Wednesday, March 28, 2007

QID: Bought @ 53.22

3 comments:

TraderCaddy said...

I see you bought Qid early-any thought of selling it when there was a pretty decent NASDAQ rally later in the morning? I find that when I buy QID early on I get whipsawed so congrats on hanging on. I did look at SDS & DXD since the S&P and Dow were underperforming the NASDAQ for most of the morning (ended up not buying either).

Ragin' Cajun said...

I like QID, it's the most liquid out of the inverse ETF's, and will continue to trade it when I feel the market is heading lower. I believe we have another leg down before up. I don't like the fact that gas prices are hovering around 3 dollars. Anyway, I plan on holding QID for a little while.

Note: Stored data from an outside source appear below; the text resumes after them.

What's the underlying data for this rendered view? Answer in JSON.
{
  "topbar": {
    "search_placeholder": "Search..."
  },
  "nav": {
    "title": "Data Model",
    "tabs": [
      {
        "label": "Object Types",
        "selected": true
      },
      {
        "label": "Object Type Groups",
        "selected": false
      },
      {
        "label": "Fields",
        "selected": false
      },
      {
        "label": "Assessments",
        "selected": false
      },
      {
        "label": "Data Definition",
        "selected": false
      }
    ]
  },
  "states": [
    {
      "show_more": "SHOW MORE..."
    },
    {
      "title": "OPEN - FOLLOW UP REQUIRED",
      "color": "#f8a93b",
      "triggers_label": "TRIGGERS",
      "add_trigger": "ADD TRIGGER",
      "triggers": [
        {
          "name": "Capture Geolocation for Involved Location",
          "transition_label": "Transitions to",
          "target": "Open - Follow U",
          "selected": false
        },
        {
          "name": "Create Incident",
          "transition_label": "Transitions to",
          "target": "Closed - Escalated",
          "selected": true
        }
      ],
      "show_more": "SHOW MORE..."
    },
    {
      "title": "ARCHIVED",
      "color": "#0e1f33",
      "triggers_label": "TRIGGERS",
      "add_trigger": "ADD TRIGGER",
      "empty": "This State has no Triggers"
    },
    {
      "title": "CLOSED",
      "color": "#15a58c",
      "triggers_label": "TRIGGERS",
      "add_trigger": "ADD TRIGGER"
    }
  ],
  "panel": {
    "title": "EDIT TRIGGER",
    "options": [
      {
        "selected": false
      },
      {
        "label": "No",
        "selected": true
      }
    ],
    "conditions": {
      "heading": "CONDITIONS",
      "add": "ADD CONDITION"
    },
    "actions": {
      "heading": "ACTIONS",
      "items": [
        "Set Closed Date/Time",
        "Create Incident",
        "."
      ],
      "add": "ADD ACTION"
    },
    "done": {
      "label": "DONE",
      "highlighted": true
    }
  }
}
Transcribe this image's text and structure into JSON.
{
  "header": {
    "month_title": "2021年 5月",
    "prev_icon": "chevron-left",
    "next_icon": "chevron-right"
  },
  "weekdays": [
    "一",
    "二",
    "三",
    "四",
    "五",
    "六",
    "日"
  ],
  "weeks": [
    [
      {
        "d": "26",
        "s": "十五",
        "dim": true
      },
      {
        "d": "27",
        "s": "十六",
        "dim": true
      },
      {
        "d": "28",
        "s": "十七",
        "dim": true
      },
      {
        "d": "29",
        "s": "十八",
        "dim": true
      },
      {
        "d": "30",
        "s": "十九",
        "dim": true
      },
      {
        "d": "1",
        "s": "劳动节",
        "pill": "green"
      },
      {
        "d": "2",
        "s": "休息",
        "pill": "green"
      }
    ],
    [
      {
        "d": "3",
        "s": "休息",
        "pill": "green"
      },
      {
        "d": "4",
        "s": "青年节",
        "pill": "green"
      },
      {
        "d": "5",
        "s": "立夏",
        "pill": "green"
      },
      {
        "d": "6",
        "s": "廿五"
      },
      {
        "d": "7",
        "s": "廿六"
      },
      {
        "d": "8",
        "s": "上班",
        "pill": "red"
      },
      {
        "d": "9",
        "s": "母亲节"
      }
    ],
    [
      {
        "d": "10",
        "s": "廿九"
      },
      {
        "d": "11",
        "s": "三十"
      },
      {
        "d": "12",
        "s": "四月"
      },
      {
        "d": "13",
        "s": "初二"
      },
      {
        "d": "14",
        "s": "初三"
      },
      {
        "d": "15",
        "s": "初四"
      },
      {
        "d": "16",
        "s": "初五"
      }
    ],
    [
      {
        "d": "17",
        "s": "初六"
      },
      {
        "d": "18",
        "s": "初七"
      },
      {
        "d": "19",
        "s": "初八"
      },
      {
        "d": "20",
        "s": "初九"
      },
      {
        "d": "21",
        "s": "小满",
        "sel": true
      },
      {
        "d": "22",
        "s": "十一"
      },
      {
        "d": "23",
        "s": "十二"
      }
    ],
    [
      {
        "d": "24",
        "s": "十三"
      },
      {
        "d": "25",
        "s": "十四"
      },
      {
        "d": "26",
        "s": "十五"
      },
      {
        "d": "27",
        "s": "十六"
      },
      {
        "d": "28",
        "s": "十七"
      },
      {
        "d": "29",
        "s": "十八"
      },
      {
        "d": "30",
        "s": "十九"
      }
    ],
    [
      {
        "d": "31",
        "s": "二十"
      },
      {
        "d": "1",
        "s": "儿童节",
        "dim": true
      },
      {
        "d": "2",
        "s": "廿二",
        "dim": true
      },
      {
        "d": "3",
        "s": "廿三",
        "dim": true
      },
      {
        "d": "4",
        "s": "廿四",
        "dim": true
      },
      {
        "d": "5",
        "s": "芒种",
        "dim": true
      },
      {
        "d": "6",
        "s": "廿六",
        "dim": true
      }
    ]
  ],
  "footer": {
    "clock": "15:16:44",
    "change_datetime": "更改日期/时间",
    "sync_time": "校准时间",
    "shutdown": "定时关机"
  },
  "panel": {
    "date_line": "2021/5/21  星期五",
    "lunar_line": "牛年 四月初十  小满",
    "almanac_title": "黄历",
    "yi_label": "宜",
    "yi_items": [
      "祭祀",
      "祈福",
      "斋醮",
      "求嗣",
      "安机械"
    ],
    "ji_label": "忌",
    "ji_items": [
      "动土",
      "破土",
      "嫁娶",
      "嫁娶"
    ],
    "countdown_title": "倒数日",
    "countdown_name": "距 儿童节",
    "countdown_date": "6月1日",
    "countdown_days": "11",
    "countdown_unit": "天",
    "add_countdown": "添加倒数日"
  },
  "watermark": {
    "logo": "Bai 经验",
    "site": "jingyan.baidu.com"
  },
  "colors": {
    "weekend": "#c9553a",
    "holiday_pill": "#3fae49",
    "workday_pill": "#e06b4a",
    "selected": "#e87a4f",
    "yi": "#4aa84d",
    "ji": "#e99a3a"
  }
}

What are you doing anyway shorting oil? It could prove to be a smart move, but I wouldn't risk it with Iran out there!

TraderCaddy said...

It was XLE that I shorted and it was a quick in and out trade. OIH and XLE have tended to track equities more than the commodity, but, it was a clear signal something was wrong when OIH kept losing its postive action throughout the morning.
Anyway there has to be at least a $5-10 war premium in the price of oil. Supplies are ample and the only problem was using the crude for refining gasoline. However, due to the economy slowdown and consumers not willing to pay up for higher gas I believe crude will head lower and the "experts" will start to talk about demand destruction. Further everyone is a bull so we know what happens when the boat is loaded all to one side. Even if there is a shooting war with Iran I would say it would be a quick spike with a crash shortly thereafter. I would short into the spike for sure-just like the Iraq-Kuwait invasion in the early '90s.